Menurut koodinotor acara, Ahmad Jupri, kegiatan ini bertujuan untuk meningkatkan pemahaman dan penerimaan multikulturalisme dalam membangun kebudayaan rakyat.
” Selain itu acara ini juga bertujuan untuk memaknai peluralisme budaya sebagai potensi untuk membangun persatuan antar elemen rakyat serta untuk meningkatkan kemampuan menginterpretasikan dan mengkomunikasikan simbol-simbol budaya lokal dalam pendidikan dan pengorganisasian rakyat,” ungkap Ahmad Jupri.
Lebih lanjut Jupri mengatakan, dalam membangun kebudayaan rakyat dalam wadah organisasi yang unitaris, perbedaan budaya harus dipahami sebagai suatu keniscayaan, karena hakikatnya dalam organisasi pasti terdapat individu-individu yang latar belakang budyanyanya beraneka ragam.
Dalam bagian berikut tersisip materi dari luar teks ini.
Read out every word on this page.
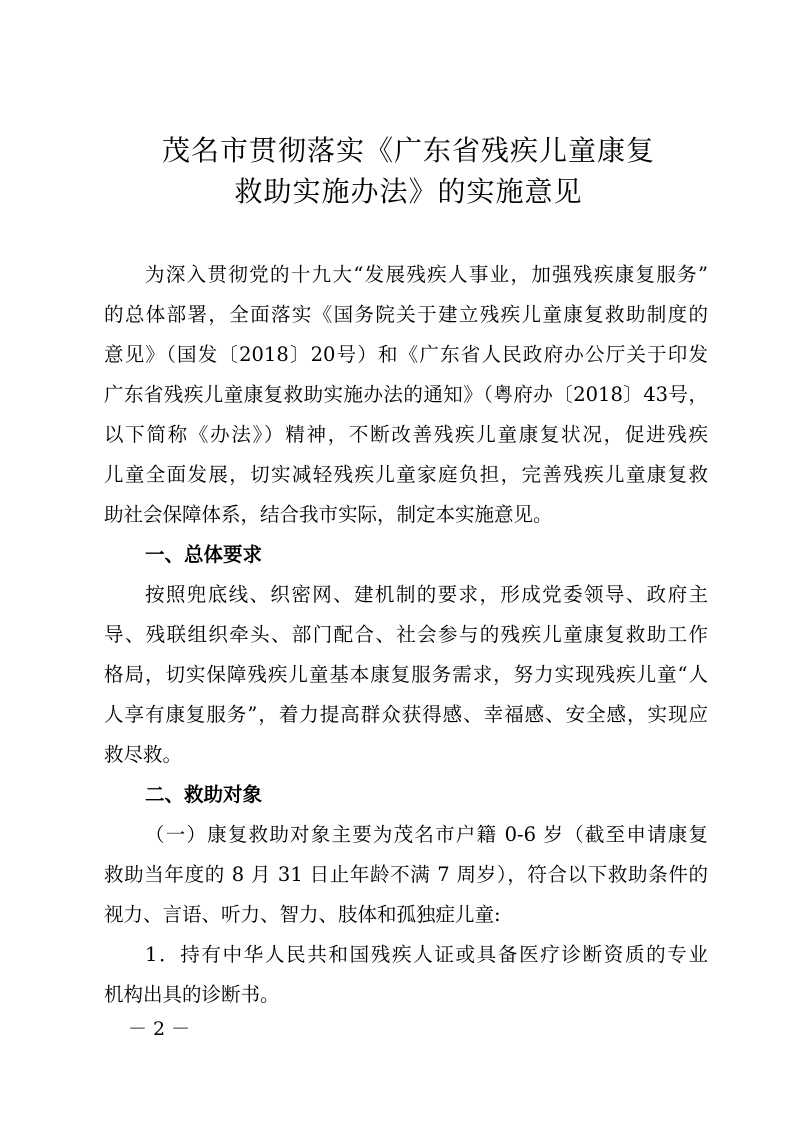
茂名市贯彻落实《广东省残疾儿童康复
救助实施办法》的实施意见
为深入贯彻党的十九大“发展残疾人事业，加强残疾康复服务”
的总体部署，全面落实《国务院关于建立残疾儿童康复救助制度的
意见》（国发〔2018〕20号）和《广东省人民政府办公厅关于印发
广东省残疾儿童康复救助实施办法的通知》（粤府办〔2018〕43号，
以下简称《办法》）精神，不断改善残疾儿童康复状况，促进残疾
儿童全面发展，切实减轻残疾儿童家庭负担，完善残疾儿童康复救
助社会保障体系，结合我市实际，制定本实施意见。
一、总体要求
按照兜底线、织密网、建机制的要求，形成党委领导、政府主
导、残联组织牵头、部门配合、社会参与的残疾儿童康复救助工作
格局，切实保障残疾儿童基本康复服务需求，努力实现残疾儿童“人
人享有康复服务”，着力提高群众获得感、幸福感、安全感，实现应
救尽救。
二、救助对象
（一）康复救助对象主要为茂名市户籍 0-6 岁（截至申请康复
救助当年度的 8 月 31 日止年龄不满 7 周岁），符合以下救助条件的
视力、言语、听力、智力、肢体和孤独症儿童:
1．持有中华人民共和国残疾人证或具备医疗诊断资质的专业
机构出具的诊断书。
－ 2 －
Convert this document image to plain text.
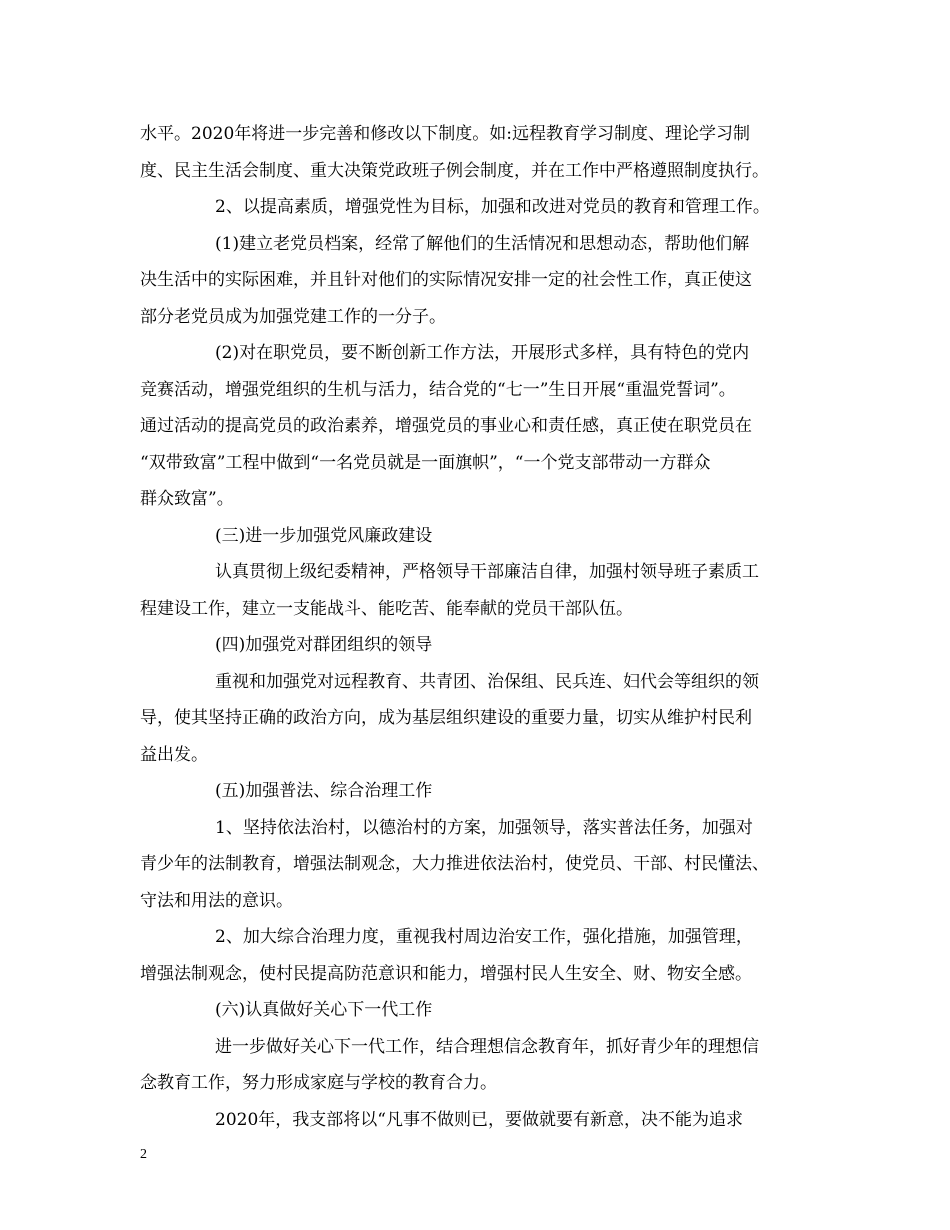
水平。2020年将进一步完善和修改以下制度。如:远程教育学习制度、理论学习制
度、民主生活会制度、重大决策党政班子例会制度，并在工作中严格遵照制度执行。
2、以提高素质，增强党性为目标，加强和改进对党员的教育和管理工作。
(1)建立老党员档案，经常了解他们的生活情况和思想动态，帮助他们解
决生活中的实际困难，并且针对他们的实际情况安排一定的社会性工作，真正使这
部分老党员成为加强党建工作的一分子。
(2)对在职党员，要不断创新工作方法，开展形式多样，具有特色的党内
竞赛活动，增强党组织的生机与活力，结合党的“七一”生日开展“重温党誓词”。
通过活动的提高党员的政治素养，增强党员的事业心和责任感，真正使在职党员在
“双带致富”工程中做到“一名党员就是一面旗帜”，“一个党支部带动一方群众
群众致富”。
(三)进一步加强党风廉政建设
认真贯彻上级纪委精神，严格领导干部廉洁自律，加强村领导班子素质工
程建设工作，建立一支能战斗、能吃苦、能奉献的党员干部队伍。
(四)加强党对群团组织的领导
重视和加强党对远程教育、共青团、治保组、民兵连、妇代会等组织的领
导，使其坚持正确的政治方向，成为基层组织建设的重要力量，切实从维护村民利
益出发。
(五)加强普法、综合治理工作
1、坚持依法治村，以德治村的方案，加强领导，落实普法任务，加强对
青少年的法制教育，增强法制观念，大力推进依法治村，使党员、干部、村民懂法、
守法和用法的意识。
2、加大综合治理力度，重视我村周边治安工作，强化措施，加强管理，
增强法制观念，使村民提高防范意识和能力，增强村民人生安全、财、物安全感。
(六)认真做好关心下一代工作
进一步做好关心下一代工作，结合理想信念教育年，抓好青少年的理想信
念教育工作，努力形成家庭与学校的教育合力。
2020年，我支部将以“凡事不做则已，要做就要有新意，决不能为追求
2
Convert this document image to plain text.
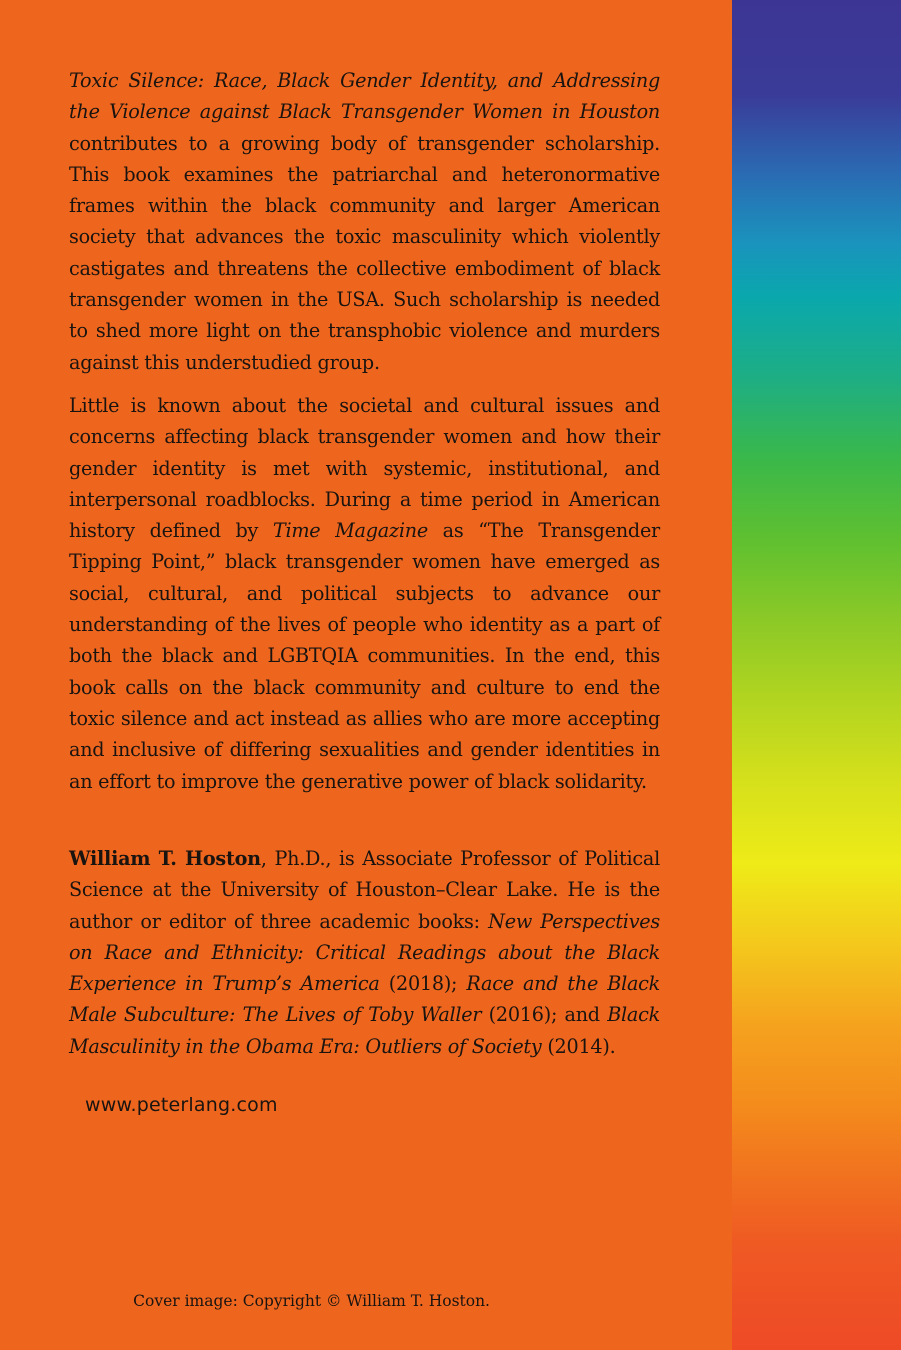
Toxic Silence: Race, Black Gender Identity, and Addressing the Violence against Black Transgender Women in Houston contributes to a growing body of transgender scholarship. This book examines the patriarchal and heteronormative frames within the black community and larger American society that advances the toxic masculinity which violently castigates and threatens the collective embodiment of black transgender women in the USA. Such scholarship is needed to shed more light on the transphobic violence and murders against this understudied group.

Little is known about the societal and cultural issues and concerns affecting black transgender women and how their gender identity is met with systemic, institutional, and interpersonal roadblocks. During a time period in American history defined by Time Magazine as “The Transgender Tipping Point,” black transgender women have emerged as social, cultural, and political subjects to advance our understanding of the lives of people who identity as a part of both the black and LGBTQIA communities. In the end, this book calls on the black community and culture to end the toxic silence and act instead as allies who are more accepting and inclusive of differing sexualities and gender identities in an effort to improve the generative power of black solidarity.

William T. Hoston, Ph.D., is Associate Professor of Political Science at the University of Houston–Clear Lake. He is the author or editor of three academic books: New Perspectives on Race and Ethnicity: Critical Readings about the Black Experience in Trump’s America (2018); Race and the Black Male Subculture: The Lives of Toby Waller (2016); and Black Masculinity in the Obama Era: Outliers of Society (2014).

www.peterlang.com
Cover image: Copyright © William T. Hoston.
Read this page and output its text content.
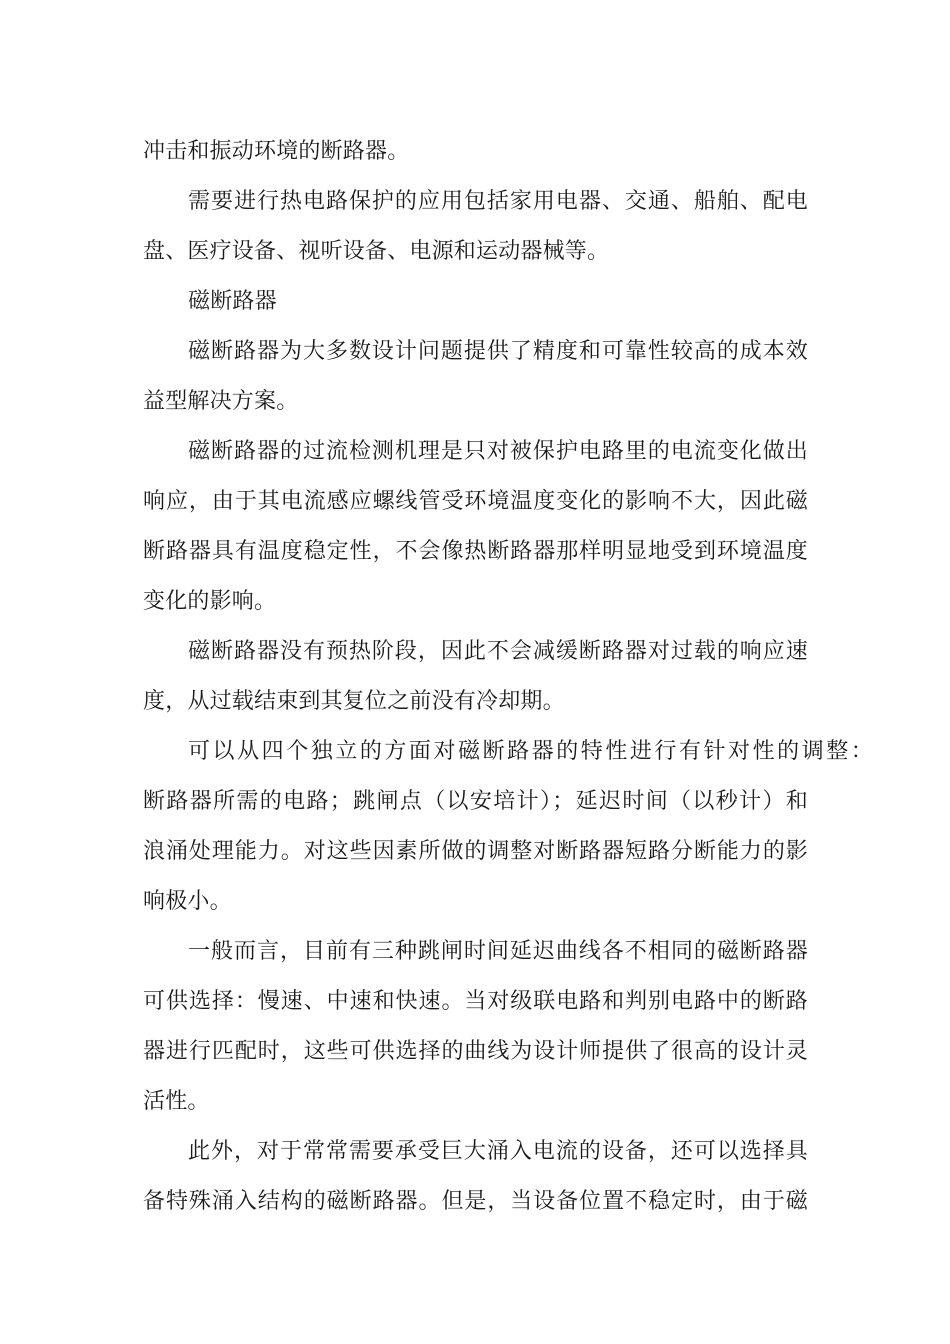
冲击和振动环境的断路器。
需要进行热电路保护的应用包括家用电器、交通、船舶、配电
盘、医疗设备、视听设备、电源和运动器械等。
磁断路器
磁断路器为大多数设计问题提供了精度和可靠性较高的成本效
益型解决方案。
磁断路器的过流检测机理是只对被保护电路里的电流变化做出
响应，由于其电流感应螺线管受环境温度变化的影响不大，因此磁
断路器具有温度稳定性，不会像热断路器那样明显地受到环境温度
变化的影响。
磁断路器没有预热阶段，因此不会减缓断路器对过载的响应速
度，从过载结束到其复位之前没有冷却期。
可以从四个独立的方面对磁断路器的特性进行有针对性的调整：
断路器所需的电路；跳闸点（以安培计）；延迟时间（以秒计）和
浪涌处理能力。对这些因素所做的调整对断路器短路分断能力的影
响极小。
一般而言，目前有三种跳闸时间延迟曲线各不相同的磁断路器
可供选择：慢速、中速和快速。当对级联电路和判别电路中的断路
器进行匹配时，这些可供选择的曲线为设计师提供了很高的设计灵
活性。
此外，对于常常需要承受巨大涌入电流的设备，还可以选择具
备特殊涌入结构的磁断路器。但是，当设备位置不稳定时，由于磁
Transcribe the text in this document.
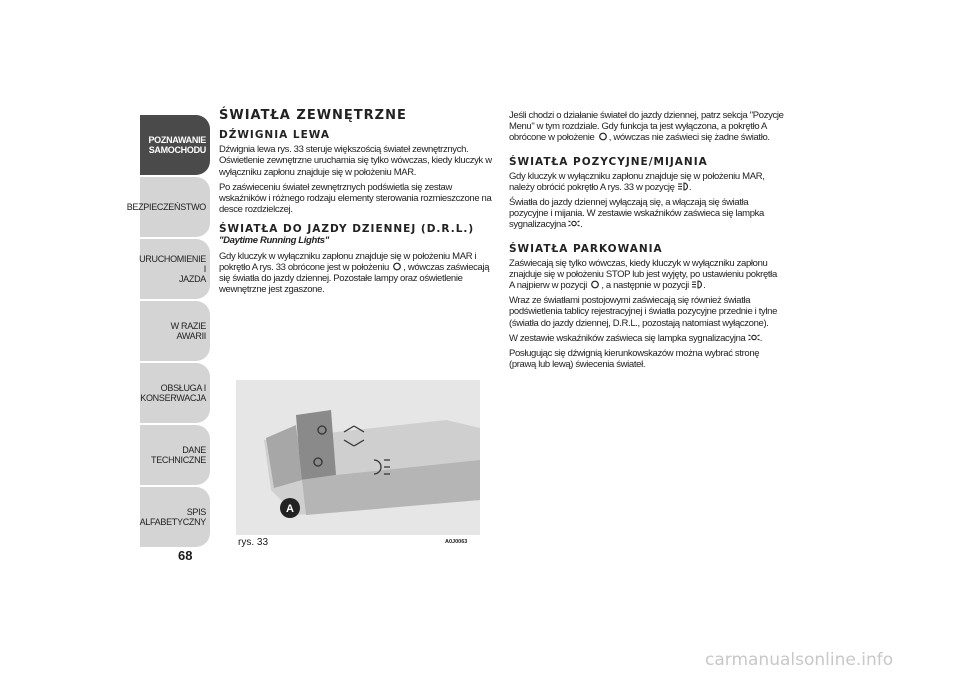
POZNAWANIE
SAMOCHODU
BEZPIECZEŃSTWO
URUCHOMIENIE I
JAZDA
W RAZIE AWARII
OBSŁUGA I
KONSERWACJA
DANE TECHNICZNE
SPIS ALFABETYCZNY
68
ŚWIATŁA ZEWNĘTRZNE
DŹWIGNIA LEWA

Dźwignia lewa rys. 33 steruje większością świateł zewnętrznych. Oświetlenie zewnętrzne uruchamia się tylko wówczas, kiedy kluczyk w wyłączniku zapłonu znajduje się w położeniu MAR.

Po zaświeceniu świateł zewnętrznych podświetla się zestaw wskaźników i różnego rodzaju elementy sterowania rozmieszczone na desce rozdzielczej.

ŚWIATŁA DO JAZDY DZIENNEJ (D.R.L.)

"Daytime Running Lights"

Gdy kluczyk w wyłączniku zapłonu znajduje się w położeniu MAR i pokrętło A rys. 33 obrócone jest w położeniu , wówczas zaświecają się światła do jazdy dziennej. Pozostałe lampy oraz oświetlenie wewnętrzne jest zgaszone.

A
rys. 33	A0J0063

Jeśli chodzi o działanie świateł do jazdy dziennej, patrz sekcja "Pozycje Menu" w tym rozdziale. Gdy funkcja ta jest wyłączona, a pokrętło A obrócone w położenie , wówczas nie zaświeci się żadne światło.

ŚWIATŁA POZYCYJNE/MIJANIA

Gdy kluczyk w wyłączniku zapłonu znajduje się w położeniu MAR, należy obrócić pokrętło A rys. 33 w pozycję .

Światła do jazdy dziennej wyłączają się, a włączają się światła pozycyjne i mijania. W zestawie wskaźników zaświeca się lampka sygnalizacyjna .

ŚWIATŁA PARKOWANIA

Zaświecają się tylko wówczas, kiedy kluczyk w wyłączniku zapłonu znajduje się w położeniu STOP lub jest wyjęty, po ustawieniu pokrętła A najpierw w pozycji , a następnie w pozycji .

Wraz ze światłami postojowymi zaświecają się również światła podświetlenia tablicy rejestracyjnej i światła pozycyjne przednie i tylne (światła do jazdy dziennej, D.R.L., pozostają natomiast wyłączone).

W zestawie wskaźników zaświeca się lampka sygnalizacyjna .

Posługując się dźwignią kierunkowskazów można wybrać stronę (prawą lub lewą) świecenia świateł.

carmanualsonline.info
“Karena itu pluralisme akan sampai pada kesepahaman melalui cara pandang multikulturalisme,” tambahnya.
Selain pentas kesenian, -baik kesenian tradisional maupun modern- sarasehan ini juga menampilkan diskusi budaya.
Dalam diskusi tersebut, Basori selaku Ketua Majelis Wilayah Petani DPW SPI Sumsel mengatakan perlunya membangun kebudayaan baru yang merupakan sintesa dari kebudayaan etnik yang ada, dimana spirit kebudayaan tersebut harus progresif dan bebas dari nilai-nilai feodal dan klenik.
“Kebudayaan yang progresif inilah yang akan mampu mendorong rakyat membongkar sistem penindasan ekonomi dan politik yang terjadi sejak zaman kolonial sampai hari ini,” ungkap Basori.
Diskusi ini juga merekomendasikan untuk diselenggarakannya pendidikan budaya kepada pemuda dan remaja dalam upaya mendorong lahirnya budaya baru, sebagai satu strategi kebudayaan yang mempunyai perspektif multikulturalisme.